Computer VoIP Phones Security
Vioce Over Internet or VOIP For Short is Promising technology for delivering the voice information over the Internet Protocol (IP) . Here you will Find Complete information on VOIP , VOIP phones, VOIP Software, VOIP gateways, VOIP Gate Keepers VOIP Proxies, VOIP SDKS etc.
Introduction
The increased use of internet and peer-to-peer networking has resulted in the proliferation of hacking and worm and virus attacks. Some technocrats envision a future where modern terrorists and thieves deliver their attacks through computer keyboards rather than bombs and guns.
Telecom and especially computer telephony have evolved as the prime target for malicious attackers for two reasons. One reason is that these are media everyone uses. Secondly internet telephony systems as they are now are potentially very vulnerable to hacking.
Reasons for Vulnerability
The reasons are not hard to find. First of all, VoIP has voice and needs a special system that converts voice into data packets before sending it across the net. Any lapse on this system can result in the calls being intercepted.
Secondly, most of (about 90%) of VoIP services operate using industry standard codes and protocols, which are open and interpretable to anyone. The same applies to IM services too. These factors make it very easy for hackers to eavesdrop or send harmful programs to the individual computers using these services. This is all the more true for peer-to-peer computer phones.
Now Let us examine what can be done to ensure better security while using VoIP services.
Voice Compression
As a first step, the VoIP service should be compressing your voice into encrypted packages before sending it across the internet and converting it back to voice at the destination. The VoIP provider should be using proprietary software for this purpose, so that no one else has the chance to intercept the data in a meaningful way.

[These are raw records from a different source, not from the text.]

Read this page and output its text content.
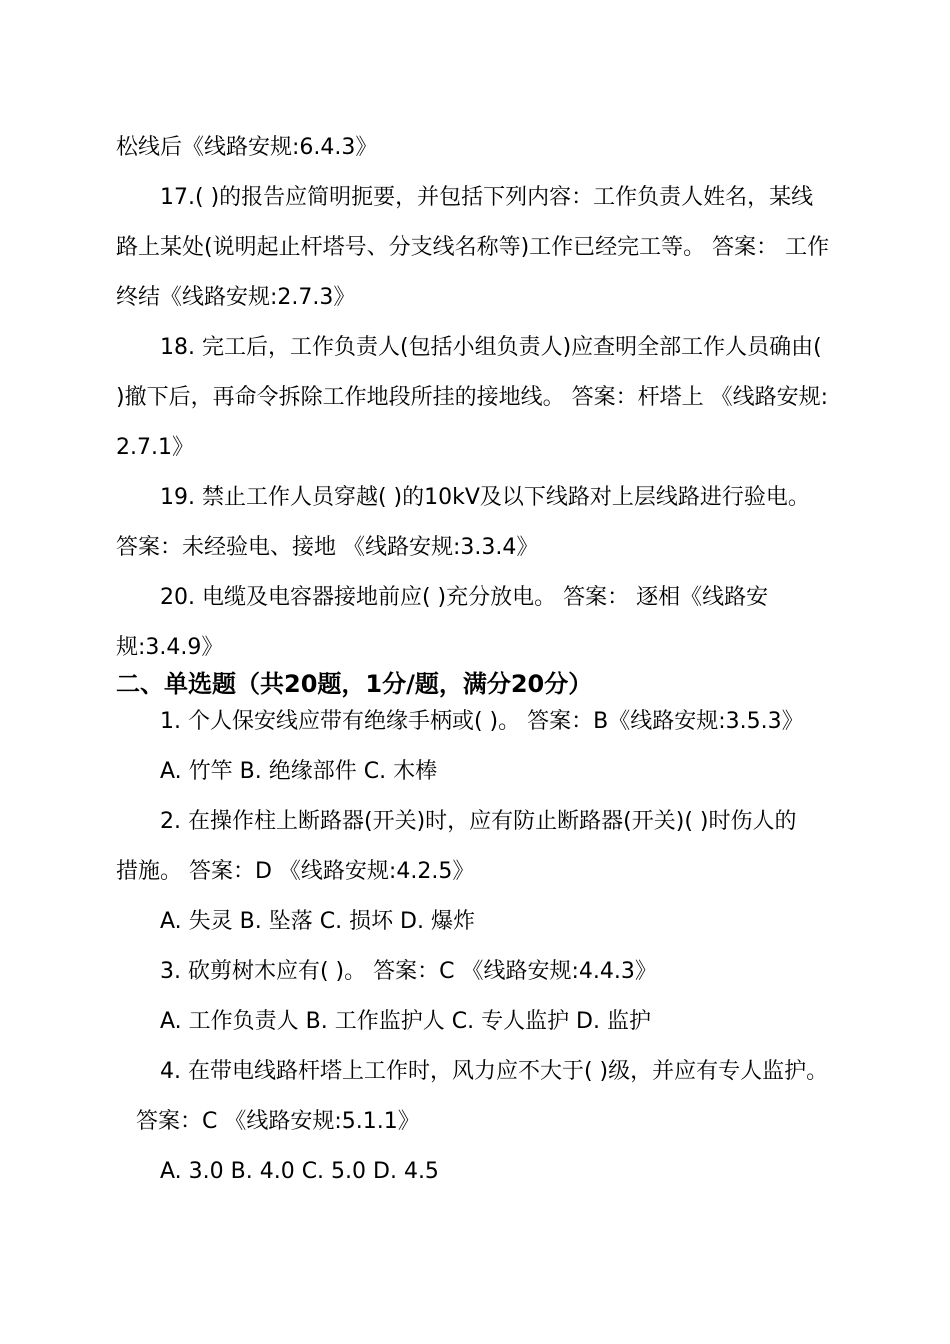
松线后《线路安规:6.4.3》
17.( )的报告应简明扼要，并包括下列内容：工作负责人姓名，某线
路上某处(说明起止杆塔号、分支线名称等)工作已经完工等。 答案： 工作
终结《线路安规:2.7.3》
18. 完工后，工作负责人(包括小组负责人)应查明全部工作人员确由(
)撤下后，再命令拆除工作地段所挂的接地线。 答案：杆塔上 《线路安规:
2.7.1》
19. 禁止工作人员穿越( )的10kV及以下线路对上层线路进行验电。
答案：未经验电、接地 《线路安规:3.3.4》
20. 电缆及电容器接地前应( )充分放电。 答案： 逐相《线路安
规:3.4.9》
二、单选题（共20题，1分/题，满分20分）
1. 个人保安线应带有绝缘手柄或( )。 答案：B《线路安规:3.5.3》
A. 竹竿 B. 绝缘部件 C. 木棒
2. 在操作柱上断路器(开关)时，应有防止断路器(开关)( )时伤人的
措施。 答案：D 《线路安规:4.2.5》
A. 失灵 B. 坠落 C. 损坏 D. 爆炸
3. 砍剪树木应有( )。 答案：C 《线路安规:4.4.3》
A. 工作负责人 B. 工作监护人 C. 专人监护 D. 监护
4. 在带电线路杆塔上工作时，风力应不大于( )级，并应有专人监护。
答案：C 《线路安规:5.1.1》
A. 3.0 B. 4.0 C. 5.0 D. 4.5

Phone Identity Verification
The VoIP service provider should be providing you a confidential phone number and password while you download and install their computer phone software (called softphone) on your computer. This process has to combine the phone name and the hardware data from the particular computer you are using, to create a unique ID. This ID is known only to the particular VoIP’s own server. This combination of hardware and software identities will prevent unauthorized installation by another person.
Client Server Model
Ensure that the VoIP service you are choosing follows a client server model, where the client is the individual softphone installed on your computer. Moreover the Server should be protected by a secure proprietary firewall, held in a professional facility. This way, the information exchange happens strictly between the client and the server without opportunity for third-party interference. This keeps information like buddy lists, call patterns etc. remains strictly protected.
Softphone Arrangement
The VoIP service’s softphone should ideally follow the path permitted by the proprietary firewall for web browsing (mostly TCP ports 80 and 443). This way users can make calls from anywhere without compromising the firewall set up.

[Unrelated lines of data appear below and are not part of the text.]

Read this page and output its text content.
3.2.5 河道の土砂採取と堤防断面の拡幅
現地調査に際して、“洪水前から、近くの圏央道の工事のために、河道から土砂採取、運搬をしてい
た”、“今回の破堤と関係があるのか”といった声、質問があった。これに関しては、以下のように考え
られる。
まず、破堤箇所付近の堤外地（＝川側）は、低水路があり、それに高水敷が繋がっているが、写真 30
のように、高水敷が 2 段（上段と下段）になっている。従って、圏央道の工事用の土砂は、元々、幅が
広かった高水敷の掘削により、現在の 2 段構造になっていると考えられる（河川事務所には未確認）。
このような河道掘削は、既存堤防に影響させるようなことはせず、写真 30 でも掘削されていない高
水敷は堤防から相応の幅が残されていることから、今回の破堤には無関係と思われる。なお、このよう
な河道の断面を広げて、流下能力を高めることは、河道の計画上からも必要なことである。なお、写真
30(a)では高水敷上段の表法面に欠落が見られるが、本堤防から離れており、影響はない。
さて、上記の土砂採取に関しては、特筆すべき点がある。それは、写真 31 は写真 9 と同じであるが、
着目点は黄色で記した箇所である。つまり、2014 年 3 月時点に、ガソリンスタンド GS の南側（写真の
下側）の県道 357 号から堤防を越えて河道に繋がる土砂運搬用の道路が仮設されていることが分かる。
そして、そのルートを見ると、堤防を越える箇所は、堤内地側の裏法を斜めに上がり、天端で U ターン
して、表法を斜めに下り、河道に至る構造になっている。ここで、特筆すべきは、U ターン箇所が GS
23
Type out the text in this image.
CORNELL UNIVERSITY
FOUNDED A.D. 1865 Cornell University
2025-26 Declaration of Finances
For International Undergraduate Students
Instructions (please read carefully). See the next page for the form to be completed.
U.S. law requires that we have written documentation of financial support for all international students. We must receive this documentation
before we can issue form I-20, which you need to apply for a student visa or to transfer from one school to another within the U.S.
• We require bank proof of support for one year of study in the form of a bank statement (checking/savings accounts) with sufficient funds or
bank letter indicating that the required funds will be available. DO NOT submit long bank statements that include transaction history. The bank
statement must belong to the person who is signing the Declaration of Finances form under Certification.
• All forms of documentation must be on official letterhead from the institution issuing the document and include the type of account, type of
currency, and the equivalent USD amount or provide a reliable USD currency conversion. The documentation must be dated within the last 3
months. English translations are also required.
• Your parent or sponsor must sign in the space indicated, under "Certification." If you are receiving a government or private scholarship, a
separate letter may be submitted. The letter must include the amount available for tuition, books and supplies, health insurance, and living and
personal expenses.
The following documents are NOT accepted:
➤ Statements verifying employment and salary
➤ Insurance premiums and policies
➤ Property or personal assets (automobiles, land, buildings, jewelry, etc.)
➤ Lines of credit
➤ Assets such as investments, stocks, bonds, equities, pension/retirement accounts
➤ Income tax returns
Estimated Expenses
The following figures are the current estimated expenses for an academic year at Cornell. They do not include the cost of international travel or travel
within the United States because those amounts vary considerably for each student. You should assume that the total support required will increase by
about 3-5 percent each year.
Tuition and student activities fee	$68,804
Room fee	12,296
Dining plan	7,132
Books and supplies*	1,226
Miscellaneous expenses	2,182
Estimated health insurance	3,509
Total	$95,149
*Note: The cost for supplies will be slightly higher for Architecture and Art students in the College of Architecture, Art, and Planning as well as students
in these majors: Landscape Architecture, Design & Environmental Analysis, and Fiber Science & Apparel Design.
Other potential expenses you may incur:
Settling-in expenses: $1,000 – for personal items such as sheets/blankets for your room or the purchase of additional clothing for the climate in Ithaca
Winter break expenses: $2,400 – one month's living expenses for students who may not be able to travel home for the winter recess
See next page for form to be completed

Also, the softphone should be in constant touch with the server to keep the server updated about its status. This can avoid the need for setting up an IP address for the PC running the softphone and also ensures user flexibility. The computer phone should also be compatible with Network Address Translation (NAT) and Port Address Translation (PAT).
Call Log
Another must have feature is a system to keep track of usage and activity. The softphone should have usage log that registers all inbound, outbound and missed calls. The VoIP service’s website also should register and record the information. Users should be able to log in using their confidential number and password to view information such as call charges.